Quest for the Lost Pixel - Take a Look

Daniel (@dungeondive) confronts the elephant in the room with admirable candour: this print-on-demand roguelike dungeon crawl from designer Peter Jank costs approximately $130 shipped. Before you reach for your smelling salts, he offers a rather elegant economics lesson on why.

The short version: economy of scale. At one end of the spectrum, Riot Games prints tens of thousands of Mechs vs Minions for their captive audience of millions. At the other end, Game Crafter prints exactly one copy when you order—hence your wallet’s lamentations. Poor Peter Jank apparently makes about 30 cents per sale, which makes this less a commercial venture and more an act of stubborn creative devotion.

What does one receive for such princely sums? Over a thousand cards comprising a board game distillation of the roguelike PC dungeon crawl experience. Ten floors of increasingly deadly pixel-art peril stand between your chosen hero and the eponymous Lost Pixel. Twelve distinct heroes offer varied stat distributions across strength, dexterity, and intelligence—each determining which dice you’ll be hurling at monsters and which elemental attacks might actually penetrate their defences.

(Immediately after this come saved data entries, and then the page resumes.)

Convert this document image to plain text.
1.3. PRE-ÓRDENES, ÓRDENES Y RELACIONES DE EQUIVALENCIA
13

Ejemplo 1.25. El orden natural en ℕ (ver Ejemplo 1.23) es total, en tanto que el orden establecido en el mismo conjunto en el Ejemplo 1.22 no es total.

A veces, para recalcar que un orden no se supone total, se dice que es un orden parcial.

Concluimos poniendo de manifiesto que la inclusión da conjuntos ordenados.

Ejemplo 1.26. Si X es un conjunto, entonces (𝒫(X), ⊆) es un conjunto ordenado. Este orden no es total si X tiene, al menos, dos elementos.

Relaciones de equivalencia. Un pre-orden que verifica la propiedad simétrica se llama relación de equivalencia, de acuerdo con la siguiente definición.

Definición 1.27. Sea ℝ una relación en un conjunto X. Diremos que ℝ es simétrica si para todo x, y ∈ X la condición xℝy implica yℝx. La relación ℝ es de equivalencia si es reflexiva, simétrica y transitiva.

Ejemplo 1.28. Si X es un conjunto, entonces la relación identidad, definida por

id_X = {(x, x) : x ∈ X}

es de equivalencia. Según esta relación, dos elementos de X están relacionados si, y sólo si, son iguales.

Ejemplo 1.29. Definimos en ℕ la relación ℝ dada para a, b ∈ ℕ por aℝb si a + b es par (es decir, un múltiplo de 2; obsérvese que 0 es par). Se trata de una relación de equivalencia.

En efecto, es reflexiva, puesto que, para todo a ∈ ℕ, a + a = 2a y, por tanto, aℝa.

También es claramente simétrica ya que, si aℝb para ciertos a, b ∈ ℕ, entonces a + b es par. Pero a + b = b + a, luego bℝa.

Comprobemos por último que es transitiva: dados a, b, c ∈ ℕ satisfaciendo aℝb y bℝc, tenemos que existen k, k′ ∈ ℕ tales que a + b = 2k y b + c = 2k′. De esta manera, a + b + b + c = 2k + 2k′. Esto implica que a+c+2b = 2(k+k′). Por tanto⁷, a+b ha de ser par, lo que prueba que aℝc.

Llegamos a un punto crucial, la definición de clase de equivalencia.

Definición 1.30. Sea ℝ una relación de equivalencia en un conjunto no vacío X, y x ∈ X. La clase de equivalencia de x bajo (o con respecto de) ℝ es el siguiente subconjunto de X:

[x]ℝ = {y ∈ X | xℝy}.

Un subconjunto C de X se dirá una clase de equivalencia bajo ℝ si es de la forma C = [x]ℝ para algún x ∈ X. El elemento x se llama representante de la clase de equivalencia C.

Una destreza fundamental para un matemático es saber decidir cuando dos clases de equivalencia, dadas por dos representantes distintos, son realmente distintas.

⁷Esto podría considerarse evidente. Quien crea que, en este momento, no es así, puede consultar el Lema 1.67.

The equipment system provides a proper paper doll arrangement: headgear, armour, boots, two accessories, and one weapon. Weapons dictate which stat fuels your attacks, while elemental damage types create interesting tactical wrinkles—monsters defend differently against fire, ice, and poison than against straightforward physical damage.

Daniel places the complexity somewhere between Bag of Dungeon and Dungeon Quest—accessible enough to learn in minutes, yet possessed of sufficient depth for extended engagement. The time pressure of ten turns per floor creates tension without oppression, while random events, treasure, and monster decks ensure no two descents feel identical.

For those who prize replayability above all else—the sort who ask “how many times can I play this before exhausting its possibilities?”—this may qualify as something approaching a holy grail. Daniel’s clearly smitten enough to have ordered two expansions, pushing his total investment into Kingdom Death Monster territory. Madness? Perhaps. But clearly the pleasurable sort.


What’s the most you’ve ever spent on a game you’d never heard of a week prior, and did it reward your recklessness?